This is the current directive information available for U.S. parents, from the National Institute of Diabetes and Digestive and Kidney Disease, with regard to getting their kids' blood pressures checked:
It's definitive. Eleven percent of obese kids have high blood pressure, so attention to this is growing, but even non-obese kids have a 1 to 5 percent chance.
Today, though, the U.S. Preventive Services Task Force—a group of experts that reviews research to guide preventive healthcare practices—issued a statement that says we really don't have evidence to say that we should be checking every child's blood pressure. It is published in the major medical journals Pediatrics and Annals of Internal Medicine. An excerpt:
No direct evidence demonstrated that screening children and adolescents for hypertension [high blood pressure] is effective in delaying the onset of or reducing the risk for adverse cardiovascular health outcomes related to hypertension, either in childhood or adulthood.
No studies reported on the effectiveness of treatments for primary childhood hypertension and subsequent reduction of blood pressure or other intermediate cardiovascular outcomes in adults.
Checking blood pressure might be the most basic thing that happens when a kid goes to a pediatrician. It seems innocuous—quick and cheap, and it can occasionally result in diagnosing a heart or kidney condition that has no symptoms. The issue, though, is what to do with a diagnosis of hypertension once it's made. As a general practice, the task force says, the few potential benefits of knowing don't make the simple testing worthwhile.
"We don't know if lowering blood pressure in youth leads to improved cardiovascular health in adulthood," task-force member and UCSF professor Kirsten Bibbins-Domingo, M.D., said in a news release. "We also don't know the long-term benefits and harms for children and adolescents who initiate blood pressure medications when they are young."
This is one of those interesting reminders that we still know very little, and common practices in all fields of medicine are always worth testing and reconsidering.
"While there is much we don't know," Bibbins-Domingo said, "we do know that eating a healthy diet, being active, and maintaining a normal weight are ways children and teens can improve their cardiovascular health."

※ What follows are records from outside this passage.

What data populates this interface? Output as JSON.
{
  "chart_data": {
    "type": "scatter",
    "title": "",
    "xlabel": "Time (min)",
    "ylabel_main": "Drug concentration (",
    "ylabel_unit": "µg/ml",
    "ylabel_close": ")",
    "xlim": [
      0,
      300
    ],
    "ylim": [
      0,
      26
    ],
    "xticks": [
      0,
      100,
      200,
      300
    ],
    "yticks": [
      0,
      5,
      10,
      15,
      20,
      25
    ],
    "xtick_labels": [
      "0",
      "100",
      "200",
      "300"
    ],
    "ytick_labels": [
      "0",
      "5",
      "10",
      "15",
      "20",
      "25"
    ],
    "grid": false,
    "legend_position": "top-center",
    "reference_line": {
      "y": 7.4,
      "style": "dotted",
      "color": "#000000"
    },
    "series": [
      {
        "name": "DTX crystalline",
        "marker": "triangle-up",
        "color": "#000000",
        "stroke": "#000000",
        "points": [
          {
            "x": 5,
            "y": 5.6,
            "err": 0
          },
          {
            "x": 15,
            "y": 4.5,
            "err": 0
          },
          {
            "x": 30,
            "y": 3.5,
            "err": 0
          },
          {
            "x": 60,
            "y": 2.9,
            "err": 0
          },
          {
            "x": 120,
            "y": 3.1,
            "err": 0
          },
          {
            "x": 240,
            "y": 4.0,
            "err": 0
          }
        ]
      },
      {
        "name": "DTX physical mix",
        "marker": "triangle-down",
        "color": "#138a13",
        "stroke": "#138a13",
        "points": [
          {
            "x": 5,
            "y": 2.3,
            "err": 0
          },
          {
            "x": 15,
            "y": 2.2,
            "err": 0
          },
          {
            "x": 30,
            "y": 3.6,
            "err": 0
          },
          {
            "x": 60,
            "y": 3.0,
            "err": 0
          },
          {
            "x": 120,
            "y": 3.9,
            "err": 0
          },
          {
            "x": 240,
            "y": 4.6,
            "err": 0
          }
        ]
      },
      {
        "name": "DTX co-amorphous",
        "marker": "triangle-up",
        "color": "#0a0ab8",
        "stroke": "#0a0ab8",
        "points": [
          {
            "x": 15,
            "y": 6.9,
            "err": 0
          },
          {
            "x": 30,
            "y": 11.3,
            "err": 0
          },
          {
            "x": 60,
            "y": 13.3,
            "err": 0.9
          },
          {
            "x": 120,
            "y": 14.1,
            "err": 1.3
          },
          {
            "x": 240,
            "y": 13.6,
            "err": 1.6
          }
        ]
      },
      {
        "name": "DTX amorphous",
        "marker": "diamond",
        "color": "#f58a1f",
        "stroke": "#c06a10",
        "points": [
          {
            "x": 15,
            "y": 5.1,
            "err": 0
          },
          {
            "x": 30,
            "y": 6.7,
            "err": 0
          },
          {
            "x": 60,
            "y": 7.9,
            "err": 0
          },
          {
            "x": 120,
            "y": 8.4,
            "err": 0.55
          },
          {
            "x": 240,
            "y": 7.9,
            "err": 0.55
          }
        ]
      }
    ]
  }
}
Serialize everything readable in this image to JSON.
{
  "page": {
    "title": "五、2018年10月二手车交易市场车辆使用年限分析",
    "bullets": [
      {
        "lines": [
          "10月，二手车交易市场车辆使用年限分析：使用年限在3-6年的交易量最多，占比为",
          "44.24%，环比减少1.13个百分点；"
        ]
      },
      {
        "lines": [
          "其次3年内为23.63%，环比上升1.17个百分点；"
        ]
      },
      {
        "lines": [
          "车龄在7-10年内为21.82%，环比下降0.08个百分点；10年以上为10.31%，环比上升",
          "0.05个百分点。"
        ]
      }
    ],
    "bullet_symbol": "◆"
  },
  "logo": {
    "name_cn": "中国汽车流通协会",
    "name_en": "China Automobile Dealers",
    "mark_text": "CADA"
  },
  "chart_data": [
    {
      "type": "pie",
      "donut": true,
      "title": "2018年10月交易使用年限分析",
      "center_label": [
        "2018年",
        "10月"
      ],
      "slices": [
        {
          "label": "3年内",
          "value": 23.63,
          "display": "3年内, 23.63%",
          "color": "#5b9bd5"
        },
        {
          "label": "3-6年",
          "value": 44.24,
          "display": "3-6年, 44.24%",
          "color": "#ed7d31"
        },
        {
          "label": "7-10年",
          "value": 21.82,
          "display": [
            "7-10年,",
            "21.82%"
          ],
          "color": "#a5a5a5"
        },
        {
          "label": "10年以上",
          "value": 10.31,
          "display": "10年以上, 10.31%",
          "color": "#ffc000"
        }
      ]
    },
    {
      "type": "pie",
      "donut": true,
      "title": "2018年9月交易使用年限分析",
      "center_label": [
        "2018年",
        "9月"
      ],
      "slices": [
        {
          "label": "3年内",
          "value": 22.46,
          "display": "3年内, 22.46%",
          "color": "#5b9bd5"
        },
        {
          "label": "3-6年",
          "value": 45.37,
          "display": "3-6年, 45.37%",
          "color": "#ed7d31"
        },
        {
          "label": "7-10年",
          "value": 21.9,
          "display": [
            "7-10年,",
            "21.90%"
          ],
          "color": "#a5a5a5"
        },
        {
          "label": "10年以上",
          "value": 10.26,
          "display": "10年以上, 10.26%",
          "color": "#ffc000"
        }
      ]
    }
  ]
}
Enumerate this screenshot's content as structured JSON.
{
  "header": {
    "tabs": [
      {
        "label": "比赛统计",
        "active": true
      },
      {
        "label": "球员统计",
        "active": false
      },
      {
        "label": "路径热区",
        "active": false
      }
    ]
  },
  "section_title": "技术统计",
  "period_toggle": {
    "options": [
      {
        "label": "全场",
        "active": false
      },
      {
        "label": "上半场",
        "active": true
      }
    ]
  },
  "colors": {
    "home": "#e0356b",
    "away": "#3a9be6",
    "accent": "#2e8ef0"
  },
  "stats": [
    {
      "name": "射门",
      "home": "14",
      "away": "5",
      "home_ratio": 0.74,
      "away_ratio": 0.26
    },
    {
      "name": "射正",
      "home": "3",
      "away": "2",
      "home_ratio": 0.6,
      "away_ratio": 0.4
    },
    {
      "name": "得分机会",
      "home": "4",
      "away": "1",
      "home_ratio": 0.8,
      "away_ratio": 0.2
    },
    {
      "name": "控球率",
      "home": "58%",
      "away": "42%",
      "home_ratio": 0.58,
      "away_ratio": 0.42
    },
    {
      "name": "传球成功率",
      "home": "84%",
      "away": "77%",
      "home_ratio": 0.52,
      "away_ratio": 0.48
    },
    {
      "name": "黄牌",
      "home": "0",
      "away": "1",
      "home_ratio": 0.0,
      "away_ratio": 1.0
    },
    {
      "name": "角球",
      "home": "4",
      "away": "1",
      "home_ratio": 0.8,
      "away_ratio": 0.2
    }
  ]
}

When debating these sorts of screening tests, another factor that commonly comes up is the false sense of security that a normal test result can give. That is, just because a kid has a normal blood pressure doesn't mean he's eating well and exercising enough, etc.
Complete information about this for parents is available in a patient-oriented Annals article that is published today alongside the official statement, and is free to all. The bottom line, from the task force: "Until further information becomes available, the doctor and patient should make a decision to screen on the basis of the patient's specific situation."